好きにならなければ良かったのに

 「俺、話上手だろ?」と言う吉富だか、自分で言うほど話し上手ではないと美幸はそう感じる。とは言え、折角気持ちよく喋っている相手に言うほどの事でもないと。

 一方的ではあるがたくさんの話をしてくれる吉富の言葉に耳を傾ける。吉富の口から次々と出てくるいろんな世間話を美幸は楽しそうに聞いている。

 テレビで流れる芸能情報や世間の女性への偏見や雑誌などの受け売り言葉など。日頃、あまり男性が興味持たなさそうな情報まで吉富は実に話題豊富だ。

 吉富が持っている知識すべてをさらけ出して美幸を楽しませている様に感じる。

 男性と二人だけで居酒屋へ来たのは生まれて初めての美幸。最初はまだよく知りもしない先輩社員と二人だけの居酒屋に警戒心が強くぎこちない様子だったが、吉富の屈託ない笑いとその喋りにいつの間にか美幸の心までもほだされていく。
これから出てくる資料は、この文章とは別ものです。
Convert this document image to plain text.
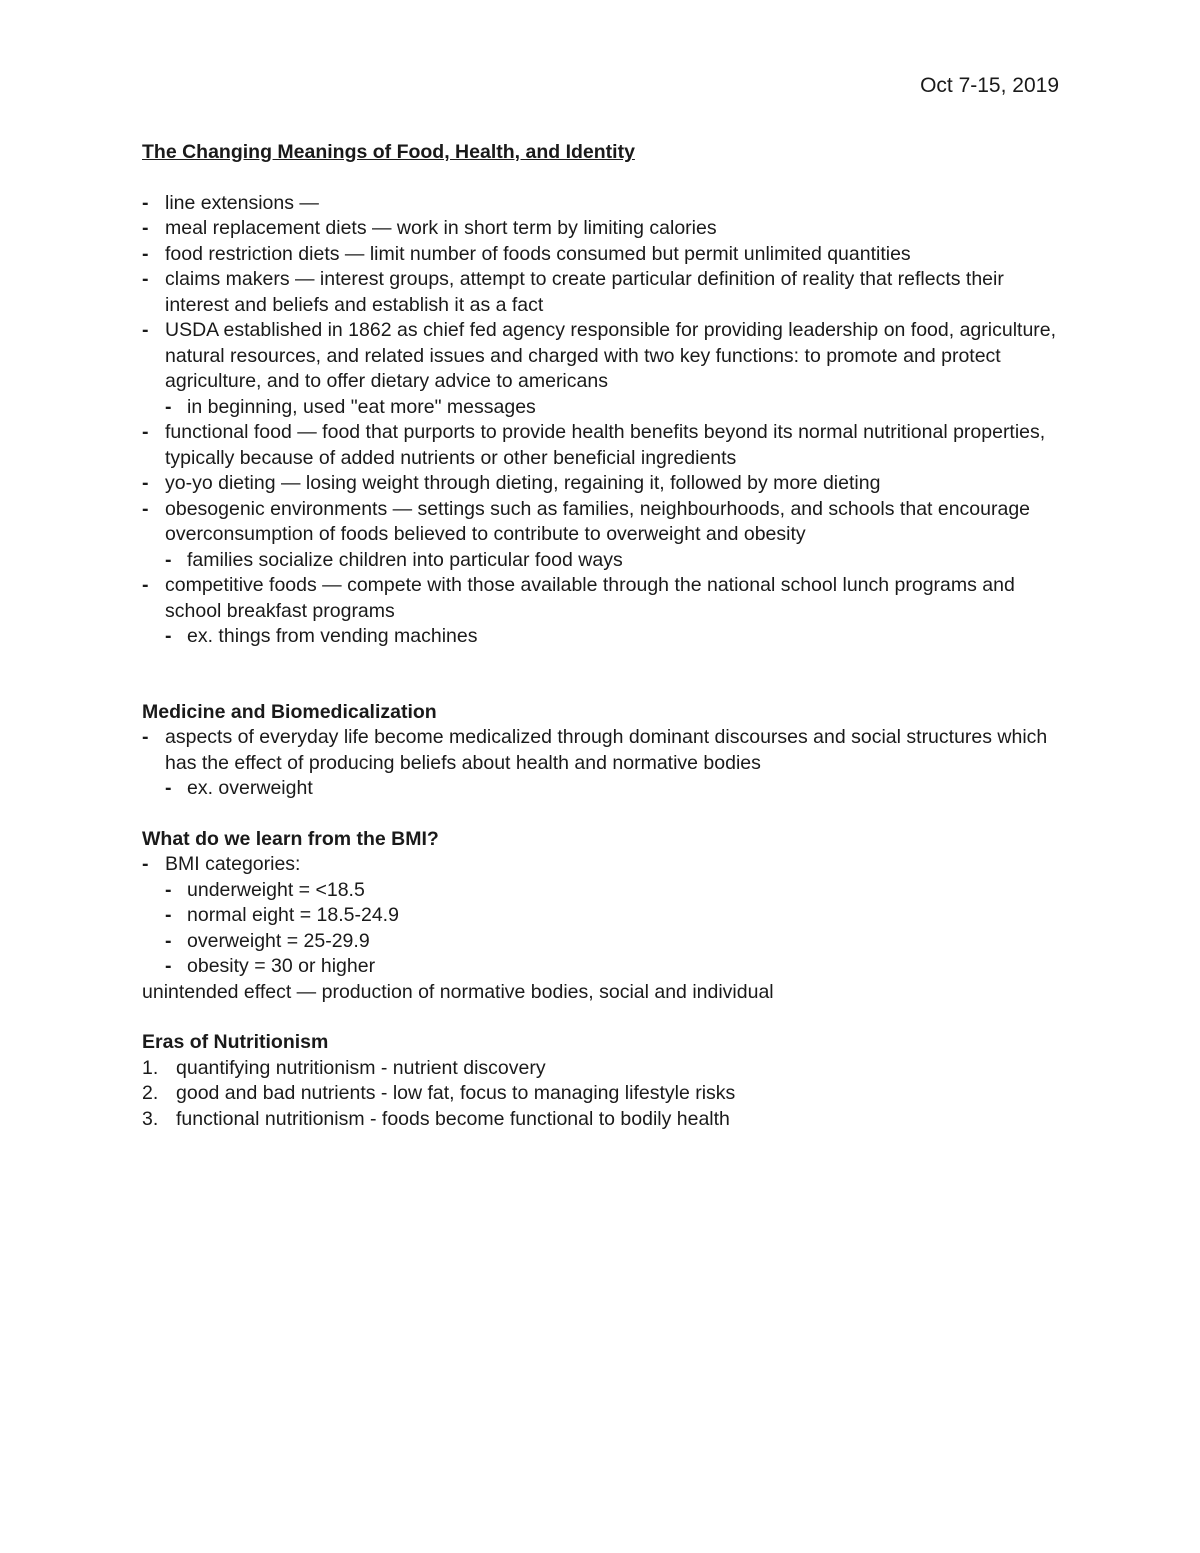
Oct 7-15, 2019
The Changing Meanings of Food, Health, and Identity
- line extensions —
- meal replacement diets — work in short term by limiting calories
- food restriction diets — limit number of foods consumed but permit unlimited quantities
- claims makers — interest groups, attempt to create particular definition of reality that reflects their interest and beliefs and establish it as a fact
- USDA established in 1862 as chief fed agency responsible for providing leadership on food, agriculture, natural resources, and related issues and charged with two key functions: to promote and protect agriculture, and to offer dietary advice to americans
- in beginning, used "eat more" messages
- functional food — food that purports to provide health benefits beyond its normal nutritional properties, typically because of added nutrients or other beneficial ingredients
- yo-yo dieting — losing weight through dieting, regaining it, followed by more dieting
- obesogenic environments — settings such as families, neighbourhoods, and schools that encourage overconsumption of foods believed to contribute to overweight and obesity
- families socialize children into particular food ways
- competitive foods — compete with those available through the national school lunch programs and school breakfast programs
- ex. things from vending machines
Medicine and Biomedicalization
- aspects of everyday life become medicalized through dominant discourses and social structures which has the effect of producing beliefs about health and normative bodies
- ex. overweight
What do we learn from the BMI?
- BMI categories:
- underweight = <18.5
- normal eight = 18.5-24.9
- overweight = 25-29.9
- obesity = 30 or higher

unintended effect — production of normative bodies, social and individual

Eras of Nutritionism
1. quantifying nutritionism - nutrient discovery
2. good and bad nutrients - low fat, focus to managing lifestyle risks
3. functional nutritionism - foods become functional to bodily health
「へー、吉富さんって可愛い所あるんですね。それで、その雑誌に載っている小物は買えたんですか?」
「まあね、買えたのは買えたけど、渡す相手がいない」
「じゃあ、買った意味ないじゃないですか?」
「だったら、美幸ちゃんにあげるね」
「……え、でも」

 いきなり自分ヘ振られ困ってしまう美幸。それもそうで、吉富がくれると言うのは宝石類を入れるビーズ仕立てのポーチの様な物らしい。

「可愛い石が付いているペンダントが入っててね。とても愛らしくて、今の美幸ちゃんに似合いそう」

 美幸の胸元目掛け指差す吉富の表情はまるで子羊を狙う獣のよう。お酒を少し飲んでいるにしては、その瞳はゾクリとするほどに鋭い。

「誰かあげたい人がいるんじゃないですか?」
「そうだねぇ、最初はね晴海ちゃんも良いなぁ~と思ってモーションかけたんだよ」

 いきなり晴海の話題を振られると、まだ心の準備が出来てなくて耳を塞ぎたくなる。でも、やはり幸司との関係が気になりつい真剣な瞳で吉富の話を聞く。

 美幸の瞳を見つめた吉富は少し溜め息を吐く。そして美幸から視線を逸らすように両手を上へ上げて体を背伸びさせる。

「う~ん」
「それで、どうなったんですか?」
「俺に興味もった?」

 背伸びした手をテーブルへ戻すと、水の入ったコップを持っていた美幸の手に自分の手を重ねギュッと握りしめる。